K2 takes a different path. Rather than staying in the liver, it gets redistributed through the bloodstream to tissues like bone and blood vessel walls. There, it activates proteins that manage where calcium goes in your body. One of these proteins directs calcium into bones and teeth, strengthening them. Another prevents calcium from accumulating in your arteries and soft tissues. Your body can also convert some K1 into a short-chain form of K2 (called MK-4) in these tissues, which highlights how important K2’s role is outside the liver.

K2 Itself Comes in Multiple Forms

Vitamin K2 isn’t a single compound either. It’s a family of molecules designated MK-2 through MK-13, where the number refers to the length of the side chain. In practice, two forms get the most attention: MK-4 and MK-7.

MK-4 is found in animal products like egg yolks, butter, and organ meats. It has a short half-life in the body, meaning it’s used up relatively quickly. Supplemental doses of MK-4 tend to be much higher (often 45 mg) to compensate for this rapid turnover. MK-7, on the other hand, comes primarily from bacterial fermentation. Natto, a traditional Japanese dish made from fermented soybeans, is by far the richest dietary source. MK-7 stays in your bloodstream much longer than MK-4, so it can be taken in smaller doses and still maintain steady levels throughout the day. Most K2 supplements use MK-7 for this reason.

Where You Get Each Form

K1 is easy to get if you eat vegetables. A single cup of cooked kale or spinach delivers several times the daily recommended intake. K2 is harder to come by. The richest sources are natto (which many Western palates find challenging), certain aged cheeses, egg yolks, liver, and other organ meats. Some fermented dairy products contain moderate amounts. Because K2 is less abundant in typical Western diets, some people supplement it specifically, even if they’re getting plenty of K1 from vegetables.

Both forms are fat-soluble, so eating them with some dietary fat improves absorption. A salad drizzled with olive oil, for instance, helps your body absorb the K1 in the greens more efficiently than eating them plain.

Official Intake Recommendations

Current guidelines from the National Institutes of Health set adequate intake levels for vitamin K as a whole, not for K1 and K2 separately. For adults 19 and older, the recommendation is 120 mcg per day for men and 90 mcg for women. These values are based primarily on K1 intake, since food composition databases track K1 much more thoroughly than K2. No separate K2 target has been established, partly because data on how much K2 people consume (and how much their gut bacteria produce) is still limited.

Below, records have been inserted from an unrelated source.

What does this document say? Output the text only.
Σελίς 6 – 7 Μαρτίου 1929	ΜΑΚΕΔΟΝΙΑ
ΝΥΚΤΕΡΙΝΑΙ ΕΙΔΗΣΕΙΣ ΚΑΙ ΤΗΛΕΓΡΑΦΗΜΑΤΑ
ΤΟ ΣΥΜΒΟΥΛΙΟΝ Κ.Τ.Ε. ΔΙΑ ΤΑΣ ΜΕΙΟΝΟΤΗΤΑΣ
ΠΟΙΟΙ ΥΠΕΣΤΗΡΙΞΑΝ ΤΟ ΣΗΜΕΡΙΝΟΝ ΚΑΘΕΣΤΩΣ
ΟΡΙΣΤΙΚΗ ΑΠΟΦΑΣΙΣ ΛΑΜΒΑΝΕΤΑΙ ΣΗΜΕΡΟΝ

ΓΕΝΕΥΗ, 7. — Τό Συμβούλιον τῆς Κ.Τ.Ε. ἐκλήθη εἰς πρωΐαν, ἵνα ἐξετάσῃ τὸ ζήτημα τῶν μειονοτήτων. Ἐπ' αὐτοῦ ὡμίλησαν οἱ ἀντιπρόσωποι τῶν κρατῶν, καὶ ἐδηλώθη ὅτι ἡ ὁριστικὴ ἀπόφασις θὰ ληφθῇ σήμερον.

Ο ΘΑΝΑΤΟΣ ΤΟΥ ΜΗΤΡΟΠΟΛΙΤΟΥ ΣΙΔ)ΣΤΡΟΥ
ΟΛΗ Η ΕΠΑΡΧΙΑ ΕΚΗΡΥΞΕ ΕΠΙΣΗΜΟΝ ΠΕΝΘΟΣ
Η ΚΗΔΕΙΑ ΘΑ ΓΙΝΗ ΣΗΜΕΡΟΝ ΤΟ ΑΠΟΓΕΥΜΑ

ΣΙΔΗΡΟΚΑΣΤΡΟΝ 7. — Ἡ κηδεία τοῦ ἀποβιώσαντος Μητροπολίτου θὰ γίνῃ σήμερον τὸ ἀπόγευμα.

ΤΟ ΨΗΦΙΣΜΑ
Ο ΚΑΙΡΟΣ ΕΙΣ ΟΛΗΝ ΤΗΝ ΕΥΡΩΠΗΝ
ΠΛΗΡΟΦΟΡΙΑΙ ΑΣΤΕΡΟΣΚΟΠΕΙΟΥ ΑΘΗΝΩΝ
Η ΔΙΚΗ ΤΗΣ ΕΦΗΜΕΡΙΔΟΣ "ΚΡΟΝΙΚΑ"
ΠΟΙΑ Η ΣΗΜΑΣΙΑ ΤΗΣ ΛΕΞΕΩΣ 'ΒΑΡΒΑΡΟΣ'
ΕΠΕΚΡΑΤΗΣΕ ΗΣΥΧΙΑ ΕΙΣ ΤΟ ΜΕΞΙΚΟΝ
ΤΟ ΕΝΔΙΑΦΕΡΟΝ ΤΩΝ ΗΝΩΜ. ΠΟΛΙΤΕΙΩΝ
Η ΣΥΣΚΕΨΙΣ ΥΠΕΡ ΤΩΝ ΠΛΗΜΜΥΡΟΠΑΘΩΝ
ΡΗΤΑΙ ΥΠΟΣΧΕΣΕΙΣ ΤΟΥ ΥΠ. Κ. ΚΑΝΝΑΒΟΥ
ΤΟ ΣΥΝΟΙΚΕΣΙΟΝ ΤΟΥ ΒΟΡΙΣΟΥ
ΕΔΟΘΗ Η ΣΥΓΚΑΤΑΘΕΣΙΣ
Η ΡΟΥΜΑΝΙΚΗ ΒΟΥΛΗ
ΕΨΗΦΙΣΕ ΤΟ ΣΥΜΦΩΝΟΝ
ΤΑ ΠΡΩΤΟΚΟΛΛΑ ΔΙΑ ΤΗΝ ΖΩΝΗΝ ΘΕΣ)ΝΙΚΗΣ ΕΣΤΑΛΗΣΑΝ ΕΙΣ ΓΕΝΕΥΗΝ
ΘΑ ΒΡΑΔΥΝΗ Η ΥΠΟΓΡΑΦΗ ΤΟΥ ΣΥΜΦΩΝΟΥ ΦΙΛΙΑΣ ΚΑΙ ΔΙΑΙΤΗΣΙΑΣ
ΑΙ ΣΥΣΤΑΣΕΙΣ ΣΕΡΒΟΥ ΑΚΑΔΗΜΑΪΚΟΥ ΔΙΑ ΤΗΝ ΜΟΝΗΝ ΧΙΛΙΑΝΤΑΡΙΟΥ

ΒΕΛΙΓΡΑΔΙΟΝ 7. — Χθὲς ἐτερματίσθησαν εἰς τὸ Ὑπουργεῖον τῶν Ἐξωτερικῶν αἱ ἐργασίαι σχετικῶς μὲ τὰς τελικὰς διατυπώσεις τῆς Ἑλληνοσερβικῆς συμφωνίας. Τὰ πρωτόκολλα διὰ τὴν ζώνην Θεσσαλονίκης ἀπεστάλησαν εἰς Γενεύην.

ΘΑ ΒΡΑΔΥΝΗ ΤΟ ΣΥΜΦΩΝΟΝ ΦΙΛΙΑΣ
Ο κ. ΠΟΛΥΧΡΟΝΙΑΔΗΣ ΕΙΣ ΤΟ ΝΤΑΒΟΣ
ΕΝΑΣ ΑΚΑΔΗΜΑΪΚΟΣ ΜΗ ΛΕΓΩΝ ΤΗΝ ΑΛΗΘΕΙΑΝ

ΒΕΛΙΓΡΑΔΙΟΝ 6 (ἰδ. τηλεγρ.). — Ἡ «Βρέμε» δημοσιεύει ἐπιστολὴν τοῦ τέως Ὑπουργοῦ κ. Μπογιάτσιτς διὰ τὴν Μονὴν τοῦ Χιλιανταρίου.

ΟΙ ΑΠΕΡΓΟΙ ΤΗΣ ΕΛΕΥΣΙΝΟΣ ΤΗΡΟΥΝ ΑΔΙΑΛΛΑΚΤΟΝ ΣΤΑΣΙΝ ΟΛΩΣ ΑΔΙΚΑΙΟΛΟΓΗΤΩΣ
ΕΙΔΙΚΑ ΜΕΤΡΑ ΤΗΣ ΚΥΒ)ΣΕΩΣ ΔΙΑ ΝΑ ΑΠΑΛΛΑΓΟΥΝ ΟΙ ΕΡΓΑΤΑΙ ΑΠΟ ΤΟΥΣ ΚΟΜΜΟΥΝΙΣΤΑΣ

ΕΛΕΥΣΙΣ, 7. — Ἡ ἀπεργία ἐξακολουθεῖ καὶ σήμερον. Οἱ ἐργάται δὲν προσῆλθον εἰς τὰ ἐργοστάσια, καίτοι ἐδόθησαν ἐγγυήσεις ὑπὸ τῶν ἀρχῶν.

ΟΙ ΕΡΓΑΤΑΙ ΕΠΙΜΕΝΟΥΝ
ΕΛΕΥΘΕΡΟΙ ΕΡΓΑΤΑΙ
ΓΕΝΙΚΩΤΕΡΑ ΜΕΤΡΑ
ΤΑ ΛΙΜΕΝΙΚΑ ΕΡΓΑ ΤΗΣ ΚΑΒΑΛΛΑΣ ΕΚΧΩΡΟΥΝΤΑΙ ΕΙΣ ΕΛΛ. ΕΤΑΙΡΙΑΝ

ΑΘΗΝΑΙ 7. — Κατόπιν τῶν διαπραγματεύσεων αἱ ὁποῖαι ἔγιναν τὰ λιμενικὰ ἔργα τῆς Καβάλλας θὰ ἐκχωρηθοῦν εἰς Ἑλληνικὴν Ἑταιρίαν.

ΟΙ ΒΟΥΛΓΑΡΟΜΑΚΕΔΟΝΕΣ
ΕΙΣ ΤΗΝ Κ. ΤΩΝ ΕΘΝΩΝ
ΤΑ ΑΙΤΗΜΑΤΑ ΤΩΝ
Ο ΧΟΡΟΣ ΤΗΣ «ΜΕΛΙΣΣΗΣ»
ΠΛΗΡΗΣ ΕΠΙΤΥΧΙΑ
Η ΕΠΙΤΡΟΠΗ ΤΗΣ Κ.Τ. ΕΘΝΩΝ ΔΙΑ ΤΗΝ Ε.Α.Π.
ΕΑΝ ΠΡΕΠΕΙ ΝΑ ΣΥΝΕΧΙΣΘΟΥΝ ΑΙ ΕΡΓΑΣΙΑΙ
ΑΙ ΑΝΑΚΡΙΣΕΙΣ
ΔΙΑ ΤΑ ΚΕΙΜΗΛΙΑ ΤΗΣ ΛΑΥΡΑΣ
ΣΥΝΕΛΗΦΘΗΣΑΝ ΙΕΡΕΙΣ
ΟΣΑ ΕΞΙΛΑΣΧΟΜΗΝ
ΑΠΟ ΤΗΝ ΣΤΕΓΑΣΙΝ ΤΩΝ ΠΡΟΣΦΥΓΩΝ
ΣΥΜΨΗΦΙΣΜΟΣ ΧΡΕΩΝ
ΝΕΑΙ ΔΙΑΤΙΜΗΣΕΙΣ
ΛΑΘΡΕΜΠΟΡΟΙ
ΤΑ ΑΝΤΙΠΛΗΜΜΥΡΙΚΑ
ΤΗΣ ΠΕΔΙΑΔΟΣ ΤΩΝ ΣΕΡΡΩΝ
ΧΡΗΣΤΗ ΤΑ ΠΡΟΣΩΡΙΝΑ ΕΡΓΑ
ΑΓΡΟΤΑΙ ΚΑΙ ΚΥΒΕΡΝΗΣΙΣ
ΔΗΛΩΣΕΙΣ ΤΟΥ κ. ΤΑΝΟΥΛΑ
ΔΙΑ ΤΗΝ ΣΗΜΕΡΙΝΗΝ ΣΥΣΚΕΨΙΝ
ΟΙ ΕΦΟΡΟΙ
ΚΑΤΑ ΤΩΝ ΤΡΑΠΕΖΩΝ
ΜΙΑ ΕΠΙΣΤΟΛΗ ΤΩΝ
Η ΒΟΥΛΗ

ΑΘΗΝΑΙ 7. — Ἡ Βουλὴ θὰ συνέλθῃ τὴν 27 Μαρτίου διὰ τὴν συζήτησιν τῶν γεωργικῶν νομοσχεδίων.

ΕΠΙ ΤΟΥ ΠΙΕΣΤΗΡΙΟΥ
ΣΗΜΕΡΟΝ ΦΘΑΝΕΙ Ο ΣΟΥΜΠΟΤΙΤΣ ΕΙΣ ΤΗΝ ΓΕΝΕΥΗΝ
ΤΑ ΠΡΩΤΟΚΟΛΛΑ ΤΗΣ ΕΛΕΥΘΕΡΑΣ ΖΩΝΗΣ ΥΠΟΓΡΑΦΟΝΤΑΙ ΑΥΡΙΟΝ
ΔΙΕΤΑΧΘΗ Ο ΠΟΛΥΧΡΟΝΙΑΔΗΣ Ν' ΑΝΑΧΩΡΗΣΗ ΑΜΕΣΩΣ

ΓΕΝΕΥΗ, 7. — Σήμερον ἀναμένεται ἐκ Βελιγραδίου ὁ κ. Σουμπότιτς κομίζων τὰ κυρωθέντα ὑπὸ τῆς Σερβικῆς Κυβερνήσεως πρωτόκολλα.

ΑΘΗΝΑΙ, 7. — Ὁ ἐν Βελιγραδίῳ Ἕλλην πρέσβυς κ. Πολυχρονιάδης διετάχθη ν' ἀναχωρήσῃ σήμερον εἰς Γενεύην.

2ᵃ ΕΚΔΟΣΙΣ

This is worth keeping in mind if you’re evaluating your own diet. You could easily meet the official vitamin K target with a serving of leafy greens, but that wouldn’t tell you much about your K2 status specifically.

Why the Distinction Matters

If you searched this question because you saw K2 on a supplement label, here’s the practical takeaway: K2 is a specific subset of vitamin K with functions that go beyond blood clotting. Its role in directing calcium away from arteries and into bones is the main reason it appears in bone health and cardiovascular supplements, often paired with vitamin D. Getting enough K1 from vegetables supports normal clotting, but it doesn’t necessarily mean your bones and blood vessels are getting the K2 they need, because K1 is largely used up by the liver before it reaches those tissues.

So while K2 is technically a type of vitamin K, treating them as interchangeable misses an important distinction in how your body uses each one.